One such find was Rhodes, who played at Grapevine High School and only received offers from junior colleges and Division III schools despite setting school records for home runs, triples, doubles and walks.

"I played on a very average ASA team, which is probably why I didn't get many looks," Rhodes said. "Coach Montgomery came to watch another player, saw me and talked to me after the game.

"I didn't even know where Centenary was, but my dad thought that it was in Louisiana. Once coach told me about the program and I came for a visit, I was sold."

Rhodes was selected as the Mid-Con Newcomer of the Year during her freshman season after leading the Ladies with a .348 average. She made the All-Mid-Con first team last year with a .318 mark while leading the team in home runs with six.

Centenary Hook

Montgomery doesn't have a lot of scholarship money, the top-flight facilities or the multiple coaching staff numbers that many schools use to attract top-flight athletes. So he must be creative when he brings in recruits.

He can tout the academic prowess of the school, the small class sizes and the success of his program. He can sell the beauty of the Centenary campus and some of the benefits of living in Shreveport.

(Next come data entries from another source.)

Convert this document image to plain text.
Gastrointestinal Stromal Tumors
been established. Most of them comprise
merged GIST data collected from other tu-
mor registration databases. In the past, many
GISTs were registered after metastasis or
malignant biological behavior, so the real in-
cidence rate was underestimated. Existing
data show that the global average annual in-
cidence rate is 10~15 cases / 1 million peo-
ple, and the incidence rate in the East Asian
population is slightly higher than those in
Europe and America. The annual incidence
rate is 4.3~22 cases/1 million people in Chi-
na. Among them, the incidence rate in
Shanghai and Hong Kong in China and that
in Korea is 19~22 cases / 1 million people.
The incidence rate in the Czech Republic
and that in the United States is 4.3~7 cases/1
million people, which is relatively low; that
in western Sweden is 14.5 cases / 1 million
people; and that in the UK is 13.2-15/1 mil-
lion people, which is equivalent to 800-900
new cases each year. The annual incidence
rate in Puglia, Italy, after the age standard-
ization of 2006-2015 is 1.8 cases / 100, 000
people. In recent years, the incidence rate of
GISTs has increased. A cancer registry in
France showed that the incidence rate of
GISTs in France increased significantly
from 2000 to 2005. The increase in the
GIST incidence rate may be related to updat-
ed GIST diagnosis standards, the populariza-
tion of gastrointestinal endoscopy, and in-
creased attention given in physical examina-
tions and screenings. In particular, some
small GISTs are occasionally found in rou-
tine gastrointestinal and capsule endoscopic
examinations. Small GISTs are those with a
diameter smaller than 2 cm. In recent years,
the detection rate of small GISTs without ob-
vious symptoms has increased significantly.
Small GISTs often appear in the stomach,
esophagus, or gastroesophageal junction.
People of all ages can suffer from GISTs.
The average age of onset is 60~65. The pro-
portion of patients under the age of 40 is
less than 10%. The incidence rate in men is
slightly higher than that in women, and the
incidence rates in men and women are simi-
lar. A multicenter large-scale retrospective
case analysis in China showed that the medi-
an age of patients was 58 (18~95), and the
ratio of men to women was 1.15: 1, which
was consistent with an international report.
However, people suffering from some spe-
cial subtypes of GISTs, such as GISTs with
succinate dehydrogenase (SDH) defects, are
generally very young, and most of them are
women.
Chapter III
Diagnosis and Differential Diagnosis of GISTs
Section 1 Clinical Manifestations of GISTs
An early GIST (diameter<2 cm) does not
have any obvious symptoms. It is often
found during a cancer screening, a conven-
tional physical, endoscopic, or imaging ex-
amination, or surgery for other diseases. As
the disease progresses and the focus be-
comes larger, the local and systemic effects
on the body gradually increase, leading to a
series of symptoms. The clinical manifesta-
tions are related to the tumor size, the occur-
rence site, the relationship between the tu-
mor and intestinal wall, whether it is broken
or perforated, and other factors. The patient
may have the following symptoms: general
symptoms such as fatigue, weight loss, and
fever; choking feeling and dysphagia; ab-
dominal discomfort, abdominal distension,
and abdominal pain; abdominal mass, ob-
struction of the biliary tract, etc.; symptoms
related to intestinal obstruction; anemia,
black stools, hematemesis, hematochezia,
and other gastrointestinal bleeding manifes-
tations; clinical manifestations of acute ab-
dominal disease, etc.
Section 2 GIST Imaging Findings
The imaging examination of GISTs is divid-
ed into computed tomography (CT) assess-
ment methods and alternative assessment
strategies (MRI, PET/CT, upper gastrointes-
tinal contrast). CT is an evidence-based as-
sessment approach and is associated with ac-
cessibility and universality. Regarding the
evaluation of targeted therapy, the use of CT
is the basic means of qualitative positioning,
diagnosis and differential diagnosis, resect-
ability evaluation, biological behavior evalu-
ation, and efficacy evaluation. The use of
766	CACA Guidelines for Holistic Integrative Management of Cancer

"I'd like to say that we have to beat them (recruits) off with a stick," said a chuckling Montgomery. "It's certainly helped that we're getting more media attention with our success and people look at us as kind of an interesting little program."

The team's fan base has been growing steadily and a fraternity now has a heckling stand just outside the left field wall.

"When we came back to school in the fall people were still congratulating us about making the NCAAs," Rhodes said. "Our professors and random people have been very supportive. Having that group out there in left field has been fun."

And Montgomery says the support of the Centenary community has been satisfying.

"Certain coaches, like Rob Flaska and Ed McCann, have made a point of coming by and congratulating us on big wins," Montgomery said. "It's flattering when another coach comes by and asks us how we're doing it."

The Next Step

Even though the Ladies have won consecutive Mid-Con tournament titles, they have yet to finish first in the league's regular season. And they're picked to finish behind Southern Utah this season. They're also looking for their first NCAA Tournament victory after losing all four NCAA games.

"We're trying to grow Centenary into a mid-major power in softball -- trying to get to the point where no Top 20 program wants to play us, because we're likely to beat them," Montgomery said. "I want Centenary to be the Gonzaga of women's softball."